Do you think that the Leicester success is just down to the 11 players on the pitch? No, of course not, there are many more people involved in the process – the coaching staff, the administration staff, the catering staff, external partners – the list goes one.
It is the same in your organisation but all too often, I see organisations working in silos and keeping their external partners at arms length, where information is deemed to equate to power. How can this be right?
An absolute focus on the desired result – admittedly this is easier in a sporting context than in many industries, but having a clear key performance indicator and monitoring that consistently is a fundamental success factor.
Leicester City and Ranieri had a very visible KPI – the league table. He knew from game to game, how successful they were becoming. However, do you think that this was the only KPI used? I doubt it.
Ranieri and his team would undoubtedly have developed a dashboard of performance indicators – from completed passes, to distance travelled in each game by individual team members, to in-depth medical assessments of each player.
These performance measures would be much more insightful to Ranieri than the harsh reality of the league table, providing him with the knowledge of when a player would need a rest, or highlighting where additional coaching was required on a particular element of their performance.
So, how do you measure performance?
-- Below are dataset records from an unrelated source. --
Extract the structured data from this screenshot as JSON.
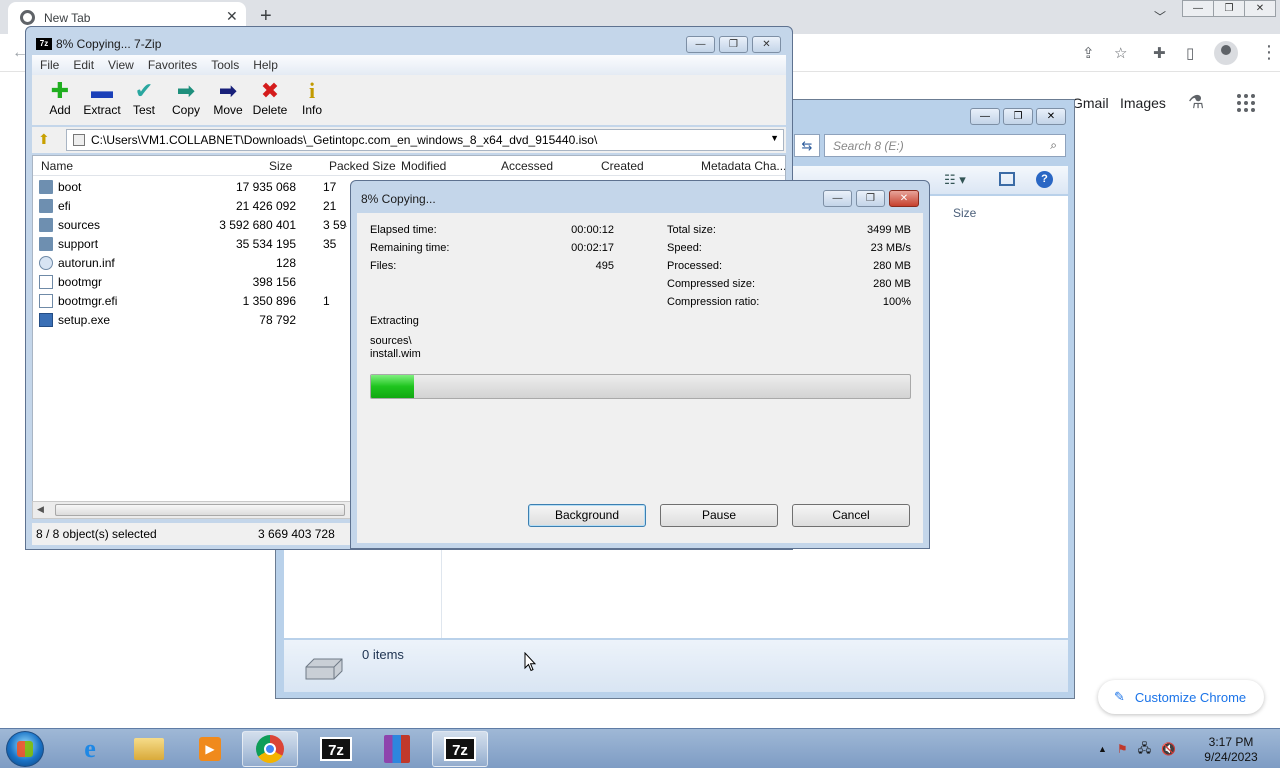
{
  "chrome": {
    "tab_title": "New Tab",
    "gmail": "Gmail",
    "images": "Images",
    "customize": "Customize Chrome"
  },
  "explorer": {
    "search_placeholder": "Search 8 (E:)",
    "size_col": "Size",
    "items": "0 items"
  },
  "sevenzip": {
    "title": "8% Copying... 7-Zip",
    "menu": [
      "File",
      "Edit",
      "View",
      "Favorites",
      "Tools",
      "Help"
    ],
    "toolbar": {
      "add": "Add",
      "extract": "Extract",
      "test": "Test",
      "copy": "Copy",
      "move": "Move",
      "delete": "Delete",
      "info": "Info"
    },
    "path": "C:\\Users\\VM1.COLLABNET\\Downloads\\_Getintopc.com_en_windows_8_x64_dvd_915440.iso\\",
    "columns": {
      "name": "Name",
      "size": "Size",
      "packed": "Packed Size",
      "modified": "Modified",
      "accessed": "Accessed",
      "created": "Created",
      "metadata": "Metadata Cha..."
    },
    "rows": [
      {
        "name": "boot",
        "size": "17 935 068",
        "packed": "17"
      },
      {
        "name": "efi",
        "size": "21 426 092",
        "packed": "21"
      },
      {
        "name": "sources",
        "size": "3 592 680 401",
        "packed": "3 594"
      },
      {
        "name": "support",
        "size": "35 534 195",
        "packed": "35"
      },
      {
        "name": "autorun.inf",
        "size": "128",
        "packed": ""
      },
      {
        "name": "bootmgr",
        "size": "398 156",
        "packed": ""
      },
      {
        "name": "bootmgr.efi",
        "size": "1 350 896",
        "packed": "1"
      },
      {
        "name": "setup.exe",
        "size": "78 792",
        "packed": ""
      }
    ],
    "status_selected": "8 / 8 object(s) selected",
    "status_size": "3 669 403 728"
  },
  "dialog": {
    "title": "8% Copying...",
    "elapsed_label": "Elapsed time:",
    "elapsed": "00:00:12",
    "remaining_label": "Remaining time:",
    "remaining": "00:02:17",
    "files_label": "Files:",
    "files": "495",
    "total_label": "Total size:",
    "total": "3499 MB",
    "speed_label": "Speed:",
    "speed": "23 MB/s",
    "processed_label": "Processed:",
    "processed": "280 MB",
    "compressed_label": "Compressed size:",
    "compressed": "280 MB",
    "ratio_label": "Compression ratio:",
    "ratio": "100%",
    "extracting": "Extracting",
    "current_dir": "sources\\",
    "current_file": "install.wim",
    "progress_percent": 8,
    "btn_background": "Background",
    "btn_pause": "Pause",
    "btn_cancel": "Cancel"
  },
  "taskbar": {
    "time": "3:17 PM",
    "date": "9/24/2023"
  }
}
Your answer to this question will probably be focused on the end result – savings delivered or ideally value created.
However, the real point to the question is to ask what indicators are you using to track progress and how are you using these to tweak things to ensure that the desired end result is ultimately delivered?
The Leicester City story will be talked about for years to come. How could a provincial team, almost relegated 12 months ago, take on and win ‘big’ against the more established clubs, who have significantly higher budgets and ‘better’ players.
I’m sure that there are many more elements to this success story than the four I’ve mentioned above but I believe that these are the four most powerful and more importantly, these four are completely transferable into your procurement organisation.
To succeed in the future, Procurement needs to change. Success will be determined more by these ‘softer’ issues than anything else in my opinion and I will go into this in more detail in my latest webinar – Isn’t it time to change the perception of procurement – click here to reserve your seat.
So, I can’t finish this off without sending a massive congratulations to Claudio Ranieri and Leicester City and I look forward to hearing many more success storied from you in the months to come.